Per-trade replacement reason
Every replacement trade is logged with the substitution relationship: sold ticker, replaced by ticker, Σ-distance score, factor-delta score, sector match. The Run record carries the full list. A compliance review can re-derive the optimizer's choice from the snapshot — same Σ, same B, same sector membership — and verify the replacement was an objective best.
| Field | Example value |
|---|---|
| trade.harvest_sell_ticker | AAPL |
| trade.replacement_buy_ticker | MSFT |
| replacement.sector_match | GICS 45 · IT |
| replacement.sigma_distance | 0.041 |
| replacement.factor_delta_max | 0.062 |
| replacement.lock_until | 2026-06-12 |
The honest fallback
If no candidate satisfies both the Σ-distance and factor-delta thresholds, the routine returns None and the optimizer's next-day solve redistributes the freed capital across the rest of the universe within the TE budget. This produces a small amount of TE drift (typically < 5 bp per harvest) but is the right behaviour: a bad substitution is worse than no substitution.

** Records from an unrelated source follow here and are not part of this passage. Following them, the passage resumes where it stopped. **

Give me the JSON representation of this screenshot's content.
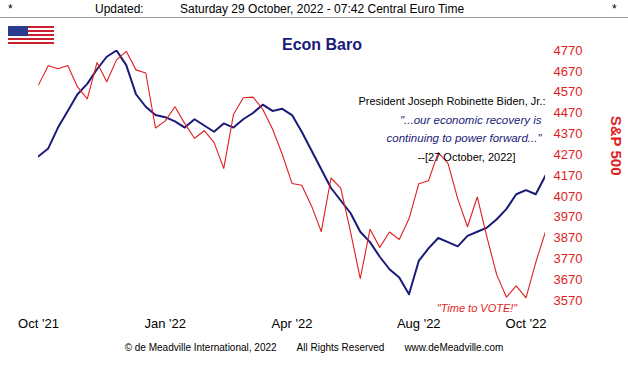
{
  "chart_data": {
    "type": "line",
    "title": "Econ Baro",
    "header": [
      "*",
      "Updated:",
      "Saturday 29 October, 2022 - 07:42 Central Euro Time",
      "*"
    ],
    "footer": [
      "© de Meadville International, 2022",
      "All Rights Reserved",
      "www.deMeadville.com"
    ],
    "quote": {
      "speaker": "President Joseph Robinette Biden, Jr.:",
      "lines": [
        "\"...our economic recovery is",
        "continuing to power forward...\""
      ],
      "date": "--[27 October, 2022]"
    },
    "annotation": "\"Time to VOTE!\"",
    "ylabel": "S&P 500",
    "categories": [
      "Oct '21",
      null,
      null,
      null,
      null,
      null,
      null,
      null,
      null,
      null,
      null,
      null,
      null,
      "Jan '22",
      null,
      null,
      null,
      null,
      null,
      null,
      null,
      null,
      null,
      null,
      null,
      null,
      "Apr '22",
      null,
      null,
      null,
      null,
      null,
      null,
      null,
      null,
      null,
      null,
      null,
      null,
      "Aug '22",
      null,
      null,
      null,
      null,
      null,
      null,
      null,
      null,
      null,
      null,
      "Oct '22",
      null,
      null
    ],
    "series": [
      {
        "name": "Econ Baro",
        "color": "#1a1a78",
        "values": [
          4262,
          4300,
          4400,
          4480,
          4560,
          4610,
          4680,
          4740,
          4770,
          4700,
          4560,
          4500,
          4460,
          4450,
          4430,
          4400,
          4440,
          4410,
          4380,
          4420,
          4400,
          4440,
          4470,
          4510,
          4480,
          4490,
          4460,
          4380,
          4290,
          4200,
          4110,
          4050,
          3990,
          3900,
          3850,
          3780,
          3720,
          3680,
          3600,
          3760,
          3820,
          3870,
          3850,
          3830,
          3880,
          3900,
          3920,
          3960,
          4010,
          4080,
          4100,
          4080,
          4170
        ]
      },
      {
        "name": "S&P 500",
        "color": "#e01e1e",
        "values": [
          4605,
          4697,
          4682,
          4698,
          4595,
          4538,
          4712,
          4620,
          4725,
          4766,
          4677,
          4662,
          4398,
          4432,
          4500,
          4419,
          4349,
          4385,
          4329,
          4204,
          4463,
          4543,
          4546,
          4488,
          4393,
          4272,
          4132,
          4123,
          4024,
          3901,
          4158,
          4109,
          3901,
          3675,
          3912,
          3825,
          3899,
          3863,
          3962,
          4130,
          4145,
          4280,
          4228,
          4058,
          3924,
          4067,
          3873,
          3693,
          3586,
          3640,
          3583,
          3752,
          3901
        ]
      }
    ],
    "ylim": [
      3570,
      4770
    ],
    "yticks": [
      4770,
      4670,
      4570,
      4470,
      4370,
      4270,
      4170,
      4070,
      3970,
      3870,
      3770,
      3670,
      3570
    ],
    "grid": false,
    "legend": "none"
  }
}
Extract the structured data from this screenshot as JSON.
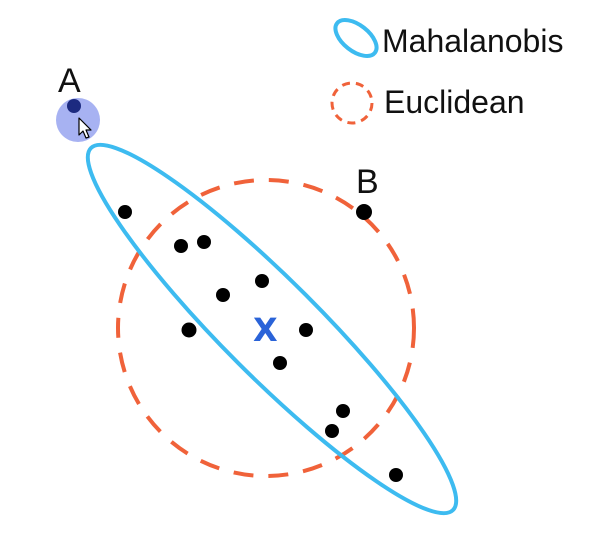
{
  "legend": {
    "mahalanobis_label": "Mahalanobis",
    "euclidean_label": "Euclidean"
  },
  "labels": {
    "point_a": "A",
    "point_b": "B",
    "center": "X"
  },
  "colors": {
    "mahalanobis": "#3dbbf0",
    "euclidean": "#f0623a",
    "center": "#2a63d8",
    "point": "#000000",
    "point_a_fill": "#1c2a80",
    "cursor_halo": "#8a98ee"
  },
  "cursor": {
    "icon": "mouse-pointer-icon",
    "over": "A"
  }
}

Edge cases the algorithm doesn't fully resolve
- Sector concentration in small universes. On a US large-cap (100) universe with a small-cap-only ESG screen, some sectors have only 2–3 names. If both the sold ticker and its only viable substitute are in the wash-lock list, no replacement is possible — the routine falls back to no-replacement.
- Two same-sector ETFs from one sponsor. Industry consensus says different-sponsor ETFs aren't identical; same-sponsor ETFs of the same index probably are. The platform doesn't auto-resolve this — accounts subscribed to ETF-substitution explicitly maintain a sponsor-aware exclusion list.

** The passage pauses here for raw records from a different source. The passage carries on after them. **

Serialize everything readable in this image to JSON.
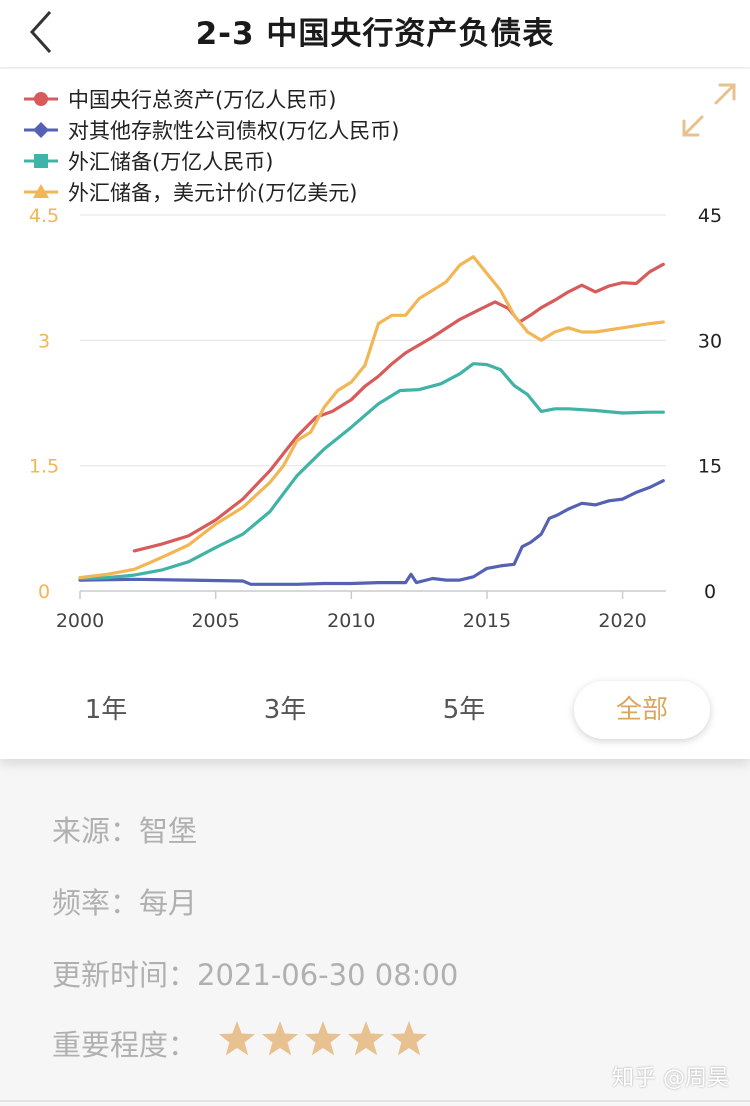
{
  "header": {
    "title": "2-3 中国央行资产负债表"
  },
  "legend": [
    {
      "label": "中国央行总资产(万亿人民币)",
      "color": "#d75b5b",
      "marker": "circle"
    },
    {
      "label": "对其他存款性公司债权(万亿人民币)",
      "color": "#5562b3",
      "marker": "diamond"
    },
    {
      "label": "外汇储备(万亿人民币)",
      "color": "#3fb3a5",
      "marker": "square"
    },
    {
      "label": "外汇储备，美元计价(万亿美元)",
      "color": "#f2b655",
      "marker": "triangle"
    }
  ],
  "chart_data": {
    "type": "line",
    "x_ticks": [
      "2000",
      "2005",
      "2010",
      "2015",
      "2020"
    ],
    "xlim": [
      2000,
      2021.6
    ],
    "left_axis": {
      "ticks": [
        "0",
        "1.5",
        "3",
        "4.5"
      ],
      "ylim": [
        0,
        4.5
      ],
      "color": "#f2b655"
    },
    "right_axis": {
      "ticks": [
        "0",
        "15",
        "30",
        "45"
      ],
      "ylim": [
        0,
        45
      ],
      "color": "#222222"
    },
    "grid": true,
    "series": [
      {
        "name": "中国央行总资产(万亿人民币)",
        "color": "#d75b5b",
        "axis": "right",
        "x": [
          2002.0,
          2003.0,
          2004.0,
          2005.0,
          2006.0,
          2007.0,
          2008.0,
          2008.7,
          2009.3,
          2010.0,
          2010.5,
          2011.0,
          2011.5,
          2012.0,
          2013.0,
          2014.0,
          2014.8,
          2015.3,
          2015.8,
          2016.2,
          2016.6,
          2017.0,
          2017.5,
          2018.0,
          2018.5,
          2019.0,
          2019.5,
          2020.0,
          2020.5,
          2021.0,
          2021.5
        ],
        "values": [
          4.8,
          5.6,
          6.6,
          8.5,
          11.0,
          14.4,
          18.5,
          20.8,
          21.5,
          22.9,
          24.5,
          25.7,
          27.2,
          28.5,
          30.4,
          32.5,
          33.8,
          34.6,
          33.8,
          32.2,
          33.0,
          33.9,
          34.8,
          35.8,
          36.6,
          35.8,
          36.5,
          36.9,
          36.8,
          38.2,
          39.1
        ]
      },
      {
        "name": "对其他存款性公司债权(万亿人民币)",
        "color": "#5562b3",
        "axis": "right",
        "x": [
          2000.0,
          2002.0,
          2004.0,
          2006.0,
          2006.3,
          2008.0,
          2009.0,
          2010.0,
          2011.0,
          2012.0,
          2012.2,
          2012.4,
          2013.0,
          2013.5,
          2014.0,
          2014.5,
          2015.0,
          2015.5,
          2016.0,
          2016.3,
          2016.6,
          2017.0,
          2017.3,
          2017.6,
          2018.0,
          2018.5,
          2019.0,
          2019.5,
          2020.0,
          2020.5,
          2021.0,
          2021.5
        ],
        "values": [
          1.3,
          1.4,
          1.3,
          1.2,
          0.8,
          0.8,
          0.9,
          0.9,
          1.0,
          1.0,
          2.0,
          1.0,
          1.5,
          1.3,
          1.3,
          1.7,
          2.7,
          3.0,
          3.2,
          5.3,
          5.8,
          6.8,
          8.7,
          9.1,
          9.8,
          10.5,
          10.3,
          10.8,
          11.0,
          11.8,
          12.4,
          13.2
        ]
      },
      {
        "name": "外汇储备(万亿人民币)",
        "color": "#3fb3a5",
        "axis": "right",
        "x": [
          2000.0,
          2001.0,
          2002.0,
          2003.0,
          2004.0,
          2005.0,
          2006.0,
          2007.0,
          2008.0,
          2009.0,
          2010.0,
          2011.0,
          2011.8,
          2012.5,
          2013.3,
          2014.0,
          2014.5,
          2015.0,
          2015.5,
          2016.0,
          2016.5,
          2017.0,
          2017.5,
          2018.0,
          2019.0,
          2020.0,
          2021.0,
          2021.5
        ],
        "values": [
          1.5,
          1.6,
          1.9,
          2.5,
          3.5,
          5.2,
          6.8,
          9.5,
          13.8,
          17.0,
          19.6,
          22.4,
          24.0,
          24.1,
          24.8,
          26.0,
          27.2,
          27.1,
          26.5,
          24.6,
          23.5,
          21.5,
          21.8,
          21.8,
          21.6,
          21.3,
          21.4,
          21.4
        ]
      },
      {
        "name": "外汇储备，美元计价(万亿美元)",
        "color": "#f2b655",
        "axis": "left",
        "x": [
          2000.0,
          2001.0,
          2002.0,
          2003.0,
          2004.0,
          2005.0,
          2006.0,
          2007.0,
          2007.5,
          2008.0,
          2008.5,
          2009.0,
          2009.5,
          2010.0,
          2010.5,
          2011.0,
          2011.5,
          2012.0,
          2012.5,
          2013.0,
          2013.5,
          2014.0,
          2014.5,
          2015.0,
          2015.5,
          2016.0,
          2016.5,
          2017.0,
          2017.5,
          2018.0,
          2018.5,
          2019.0,
          2020.0,
          2021.0,
          2021.5
        ],
        "values": [
          0.16,
          0.2,
          0.26,
          0.4,
          0.55,
          0.8,
          1.0,
          1.3,
          1.5,
          1.8,
          1.9,
          2.2,
          2.4,
          2.5,
          2.7,
          3.2,
          3.3,
          3.3,
          3.5,
          3.6,
          3.7,
          3.9,
          4.0,
          3.8,
          3.6,
          3.3,
          3.1,
          3.0,
          3.1,
          3.15,
          3.1,
          3.1,
          3.15,
          3.2,
          3.22
        ]
      }
    ]
  },
  "range_tabs": [
    "1年",
    "3年",
    "5年",
    "全部"
  ],
  "active_tab": "全部",
  "meta": {
    "source_label": "来源：",
    "source_value": "智堡",
    "frequency_label": "频率：",
    "frequency_value": "每月",
    "updated_label": "更新时间：",
    "updated_value": "2021-06-30 08:00",
    "importance_label": "重要程度：",
    "importance_stars": 5,
    "importance_max": 5,
    "star_color": "#e8c190"
  },
  "watermark": "知乎 @周昊"
}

- Cascading harvests. If the substitute itself drops below basis on day t+5, the optimizer wants to harvest it too. This is fine, except the next substitution must skip both names. We've capped the chain at three hops to prevent pathological loops.
For the wash-sale statute itself, see the United States jurisdiction post. For the risk-model construction that feeds Σ, see risk-model construction.
- IRC §1091 — Loss from wash sales of stock or securities. The 'substantially identical' test is a question of fact, not law; practitioners follow industry consensus in the absence of bright-line guidance.
- GICS sectors — Global Industry Classification Standard. Two-digit GICS provides 11 sectors that map cleanly onto the platform's universe.
Methodology note · the substitute is the load-bearing trade in a harvest. Don't let it spoil what you saved.